Historically, there were two "Master Suns" involved with the military treatise. Sun Wu (544-496 BC) was the original author. His descendant, Sun Ping (or Bing) (380-316 BC), worked for the state of Ch’i and added to and popularized his own version of the work. The two are often confused. (Note: According to an e-mail, "Most Chinese recent historians generally agree that he [Sun Wu] was born in around 536 BC. By 516, he was 18, recorded as 'Qing Chun' which means 'still young.')
We know little about the original Sun Tzu's life. He was obviously literate, which made him a member of the traditional aristocracy or, more likely, the landless aristocracy, the shih. These were descendants of nobility who had lost their dukedoms during the consolidation of the Spring and Autumn period. Unlike most shih, who were traveling academics, Sun Tzu worked as a mercenary. He became the most highly regarded general of his time. He was probably part of a mercenary family because we know the tradition of teaching military science continued in his family through Sun Ping.
The Commanding General of Wu
We know that Sun Tzu started working for King Helu of Wu in approximately 510 BC after finishing his military treatise. The circumstances of his hiring are the only surviving story we have about Sun Tzu's life.
After writing The Art of War, Sun Wu got an audience with the king of Wu. The king invited him to demonstrate his military skills by training the court concubines. Sun Wu accepted the challenge.

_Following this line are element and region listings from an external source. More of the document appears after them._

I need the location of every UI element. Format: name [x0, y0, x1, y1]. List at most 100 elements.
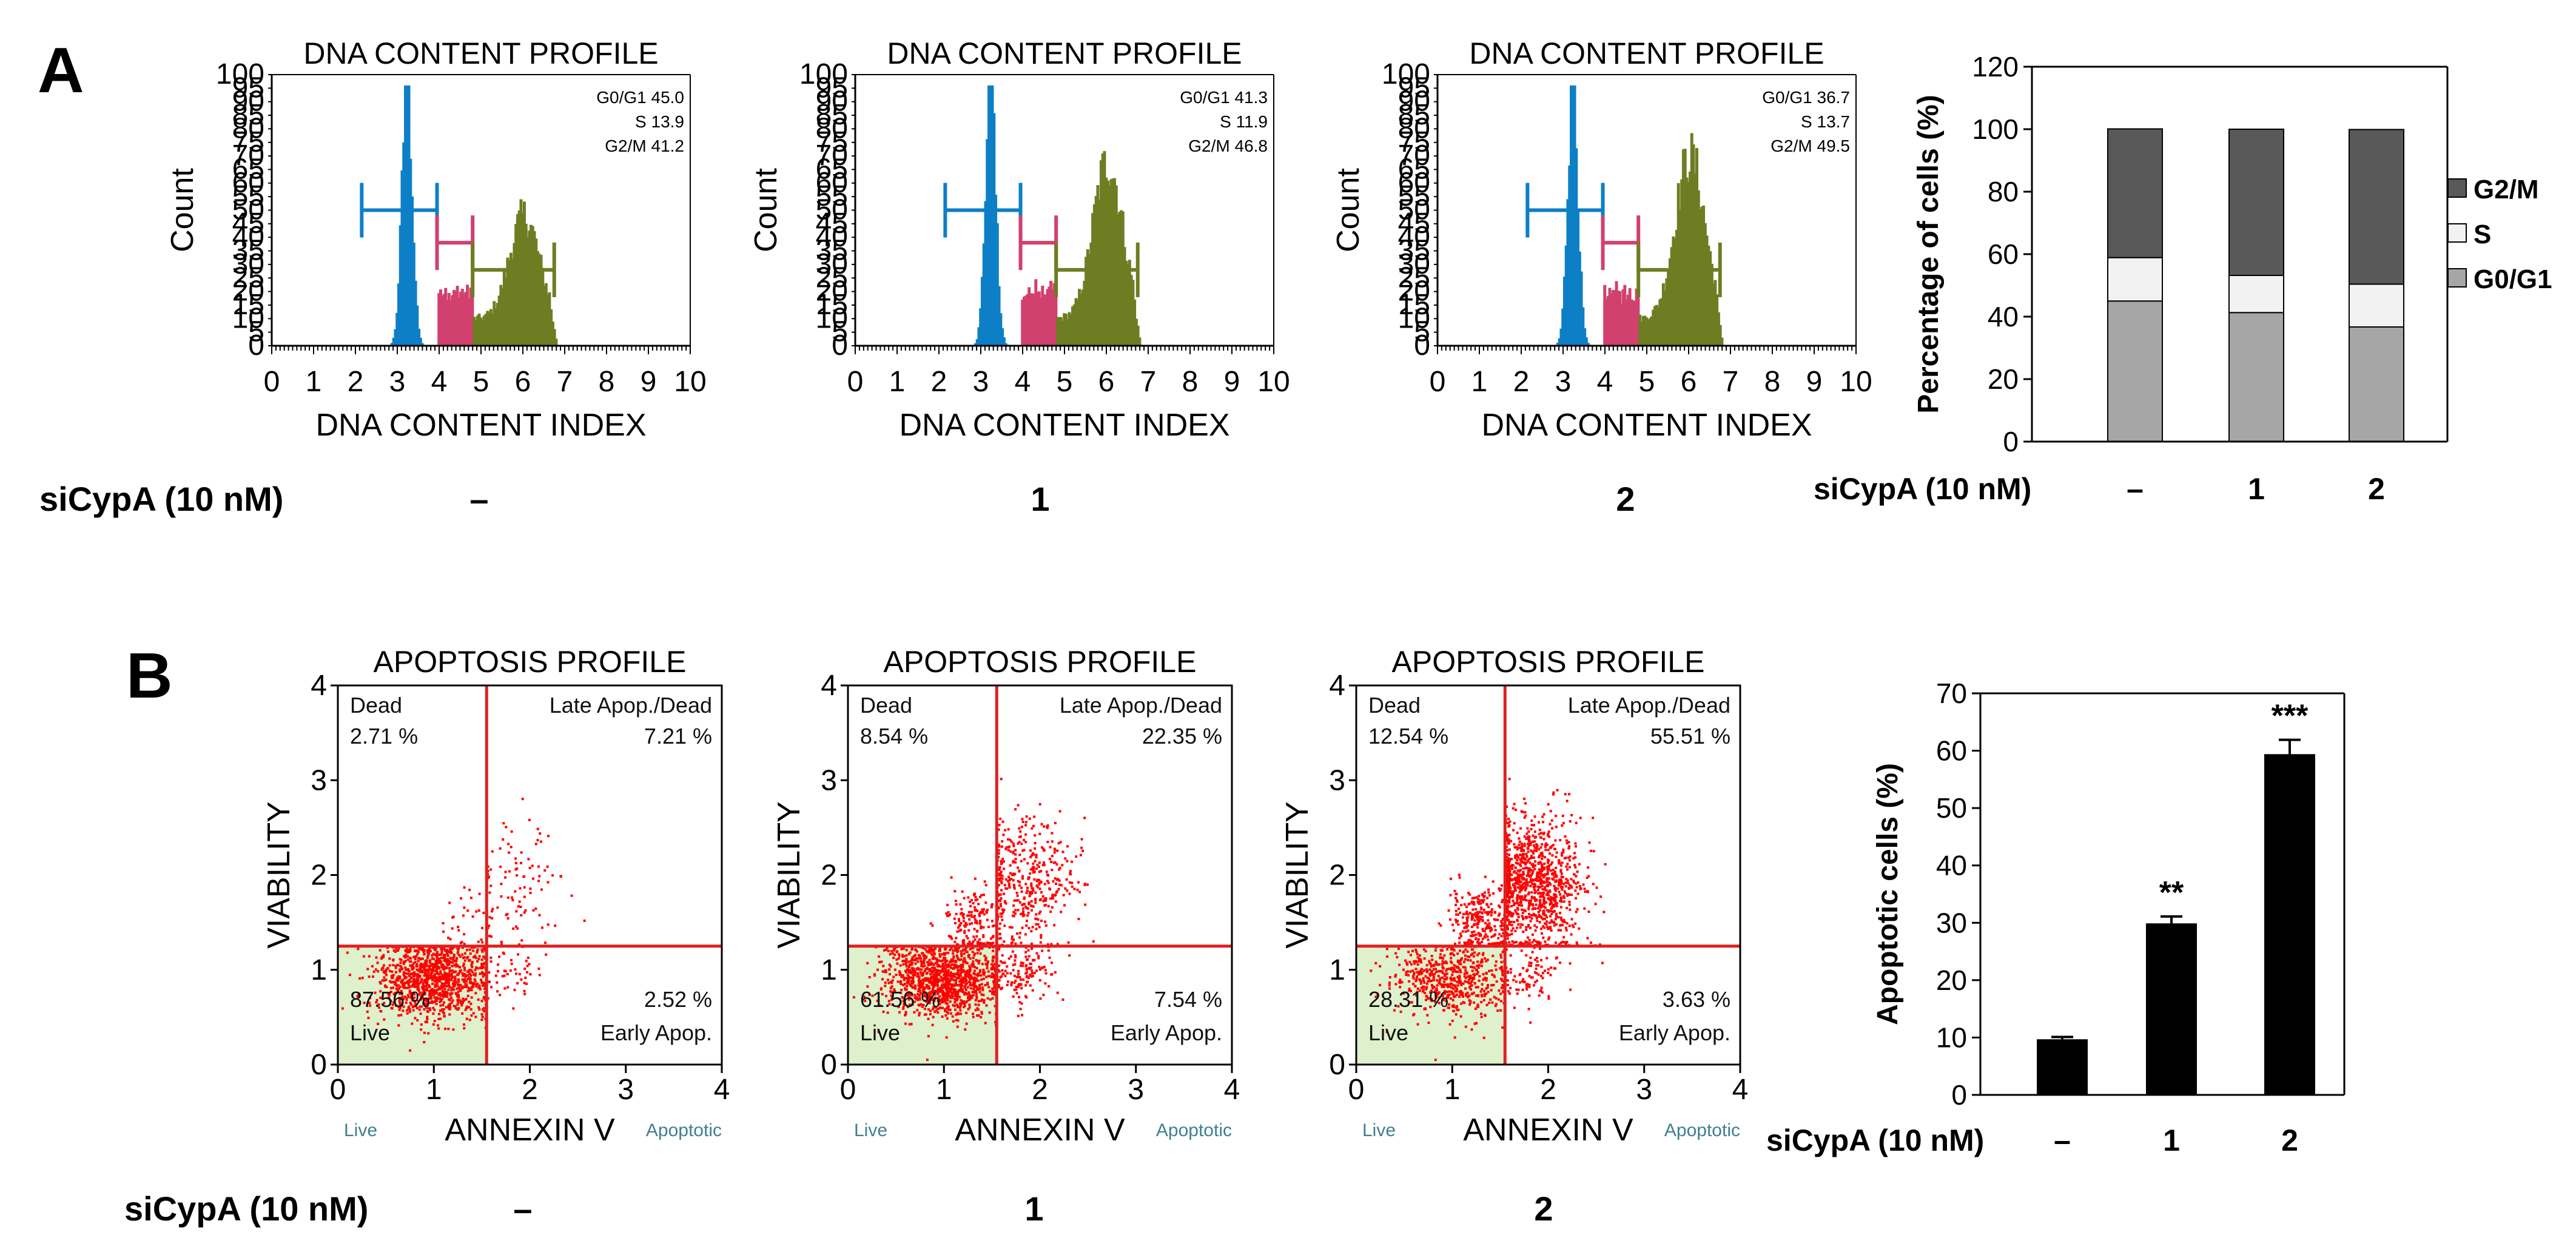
scatter-point [947, 963, 950, 966]
histogram-ytick: 100 [216, 58, 264, 90]
histogram-xtick: 2 [348, 366, 364, 398]
scatter-point [1522, 870, 1525, 873]
histogram-bar [1616, 291, 1620, 346]
scatter-point [1060, 910, 1063, 914]
scatter-point [982, 972, 985, 975]
scatter-point [423, 968, 426, 971]
scatter-point [514, 857, 517, 860]
scatter-point [432, 992, 435, 995]
scatter-point [976, 898, 979, 901]
scatter-point [1517, 915, 1520, 918]
scatter-point [1075, 855, 1078, 858]
condition-label-a: siCypA (10 nM) [39, 480, 283, 518]
scatter-ytick: 2 [311, 860, 327, 892]
histogram-bar [1083, 280, 1086, 346]
scatter-point [937, 959, 940, 962]
scatter-point [904, 1022, 907, 1025]
scatter-point [911, 986, 914, 989]
scatter-point [977, 1014, 980, 1017]
histogram-bar [1085, 257, 1088, 346]
scatter-point [408, 991, 411, 994]
scatter-point [393, 983, 396, 986]
scatter-point [1056, 849, 1059, 852]
scatter-point [417, 978, 420, 981]
scatter-point [445, 952, 448, 955]
scatter-point [428, 996, 431, 999]
scatter-point [929, 991, 932, 994]
scatter-point [1467, 892, 1470, 895]
histogram-xtick: 9 [641, 366, 657, 398]
scatter-point [406, 981, 409, 984]
scatter-point [957, 918, 960, 921]
histogram-bar [519, 199, 523, 346]
scatter-ytick: 4 [821, 670, 837, 702]
scatter-point [423, 978, 426, 981]
scatter-point [901, 996, 904, 999]
scatter-point [1012, 861, 1015, 864]
scatter-point [1007, 875, 1011, 878]
scatter-point [905, 988, 908, 991]
scatter-point [424, 984, 427, 988]
histogram-bar [397, 283, 400, 346]
scatter-point [1499, 888, 1502, 891]
scatter-point [523, 989, 526, 992]
histogram-bar [1712, 283, 1715, 346]
scatter-point [1548, 889, 1551, 892]
scatter-point [432, 952, 435, 955]
scatter-point [429, 972, 432, 975]
condition-a-3: 2 [1616, 480, 1635, 518]
scatter-point [980, 1012, 983, 1015]
scatter-point [1014, 861, 1017, 864]
scatter-point [1017, 842, 1020, 845]
scatter-point [1399, 1010, 1402, 1013]
scatter-point [1546, 870, 1549, 873]
scatter-point [428, 993, 431, 996]
scatter-point [1470, 913, 1473, 916]
scatter-point [409, 1049, 412, 1052]
scatter-point [463, 978, 466, 981]
scatter-point [437, 977, 440, 980]
scatter-point [918, 1012, 921, 1015]
scatter-point [442, 995, 445, 998]
scatter-point [520, 914, 523, 917]
scatter-point [1547, 997, 1550, 1000]
scatter-point [413, 991, 416, 994]
scatter-point [1539, 902, 1542, 905]
scatter-point [1032, 867, 1035, 870]
scatter-point [523, 886, 526, 889]
histogram-ytick: 40 [1398, 221, 1430, 253]
scatter-point [397, 1005, 400, 1008]
scatter-point [412, 971, 415, 974]
scatter-point [975, 967, 978, 970]
scatter-xtick: 1 [426, 1074, 442, 1106]
scatter-point [997, 855, 1000, 858]
scatter-point [457, 1006, 460, 1009]
scatter-point [946, 983, 949, 986]
scatter-point [983, 913, 986, 916]
scatter-point [997, 852, 1000, 855]
scatter-point [1573, 852, 1576, 855]
histogram-bar [1575, 148, 1578, 346]
scatter-point [953, 964, 957, 967]
histogram-ytick: 0 [248, 329, 264, 362]
scatter-point [961, 890, 964, 893]
scatter-point [409, 964, 412, 967]
scatter-point [466, 989, 469, 992]
scatter-point [997, 894, 1000, 897]
scatter-point [947, 984, 950, 988]
scatter-ylabel: VIABILITY [261, 801, 297, 949]
scatter-point [417, 1000, 420, 1003]
scatter-point [1018, 870, 1021, 873]
scatter-point [938, 988, 941, 991]
histogram-bar [1652, 309, 1655, 346]
scatter-point [1007, 880, 1010, 883]
histogram-xtick: 6 [1681, 366, 1697, 398]
scatter-point [402, 983, 405, 986]
scatter-point [536, 839, 539, 842]
scatter-point [407, 969, 410, 972]
scatter-point [386, 967, 389, 970]
scatter-point [1043, 825, 1046, 828]
scatter-point [1027, 949, 1030, 952]
scatter-point [951, 994, 954, 997]
scatter-point [471, 966, 474, 969]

Sun Tzu explained the commands for marching, but when the drum signals were given, the women burst out laughing. Sun Tzu teaches that if the orders are not clear, the general is at fault. So he repeated his explanation, but the women only laughed again. Sun Tzu teaches that when the orders are clear but not followed, the officers are at fault. So Sun Tzu ordered the women's commanders, the king's two favorite concubines, beheaded.
After the two were executed and replaced, the remaining women obeyed the orders precisely. The king was too sickened by the deaths to watch the demonstrations, but he gave Sun Tzu command of his army.
His Success and Death
Sun Tzu had a dramatic impact on Chinese history. After his hiring, the kingdom of Wu went on to become the most powerful state of the period.
Sun Tzu supposedly died when King Helu was killed in 496 BC, but since the military success of Wu continued after that year, stories of his death may have been exaggerated for political reasons. Sun Tzu teaches that the first principle of war is deception.